Postcolonial/Black Transnationalism(w/CLit 535B) Chrisman TTh 9:30-11:20

This course explores the complex relationship between nationalism and transnationalism. Theoretical, cultural and historical in approach, the course focuses on black political cultures of the early 20^th century. It concentrates on the relationship between black America and black South Africa. Attention to the crucial if variable interactions between these two communities, their activists, intellectuals and writers, will expand scholarly understanding of the meanings of race, nationalism, colonialism and transnationalism.

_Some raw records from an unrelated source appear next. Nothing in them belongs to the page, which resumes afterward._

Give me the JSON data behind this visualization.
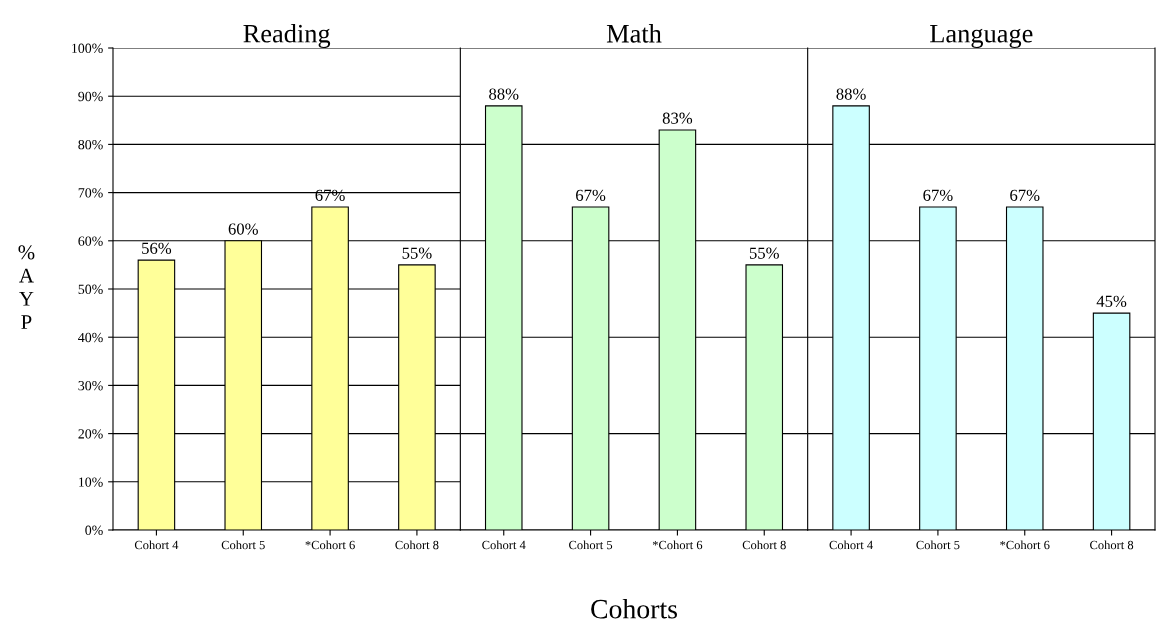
{
  "chart_data": [
    {
      "type": "bar",
      "title": "Reading",
      "ylabel": "%\nA\nY\nP",
      "categories": [
        "Cohort 4",
        "Cohort 5",
        "*Cohort 6",
        "Cohort 8"
      ],
      "values": [
        56,
        60,
        67,
        55
      ],
      "value_labels": [
        "56%",
        "60%",
        "67%",
        "55%"
      ],
      "color": "#ffff99",
      "ylim": [
        0,
        100
      ],
      "yticks": [
        {
          "value": 0,
          "label": "0%"
        },
        {
          "value": 10,
          "label": "10%"
        },
        {
          "value": 20,
          "label": "20%"
        },
        {
          "value": 30,
          "label": "30%"
        },
        {
          "value": 40,
          "label": "40%"
        },
        {
          "value": 50,
          "label": "50%"
        },
        {
          "value": 60,
          "label": "60%"
        },
        {
          "value": 70,
          "label": "70%"
        },
        {
          "value": 80,
          "label": "80%"
        },
        {
          "value": 90,
          "label": "90%"
        },
        {
          "value": 100,
          "label": "100%"
        }
      ],
      "grid": "y"
    },
    {
      "type": "bar",
      "title": "Math",
      "xlabel": "Cohorts",
      "categories": [
        "Cohort 4",
        "Cohort 5",
        "*Cohort 6",
        "Cohort 8"
      ],
      "values": [
        88,
        67,
        83,
        55
      ],
      "value_labels": [
        "88%",
        "67%",
        "83%",
        "55%"
      ],
      "color": "#ccffcc",
      "ylim": [
        0,
        100
      ],
      "tick_labels": "x",
      "grid": "y"
    },
    {
      "type": "bar",
      "title": "Language",
      "categories": [
        "Cohort 4",
        "Cohort 5",
        "*Cohort 6",
        "Cohort 8"
      ],
      "values": [
        88,
        67,
        67,
        45
      ],
      "value_labels": [
        "88%",
        "67%",
        "67%",
        "45%"
      ],
      "color": "#ccffff",
      "ylim": [
        0,
        100
      ],
      "tick_labels": "x",
      "grid": "y"
    }
  ]
}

Drawing upon the resources of African, black Atlantic, and postcolonial studies, this interdisciplinary course fuses literary criticism, cultural studies, critical theory, political thought and intellectual history. Several Africanists have examined the circulation of black diaspora ideas and practices among black South Africans. Their studies are important in moving beyond the colonizer/colonized axis that has dominated ‘postcolonial’ accounts of modern African political cultures. But they assume a unidirectional flow of influence from the ‘new world’ diaspora. This course instead begins with the premise that these two racially-subordinated, resistant populations were involved in a mutually transformative relationship, and seeks to explore elements of this complex dynamic. Among other things we will consider how black South Africans both affirm and criticize black American thought, intimating alternative conceptions of political and cultural leadership for themselves and for the US diaspora. While dominant postcolonial and transnational theories presuppose that nationalism and transnationalism are antagonistic impulses, and that nationalism and feminism are equally antagonistic impulses, this course interrogates such presuppositions by rigorous examination of original source materials.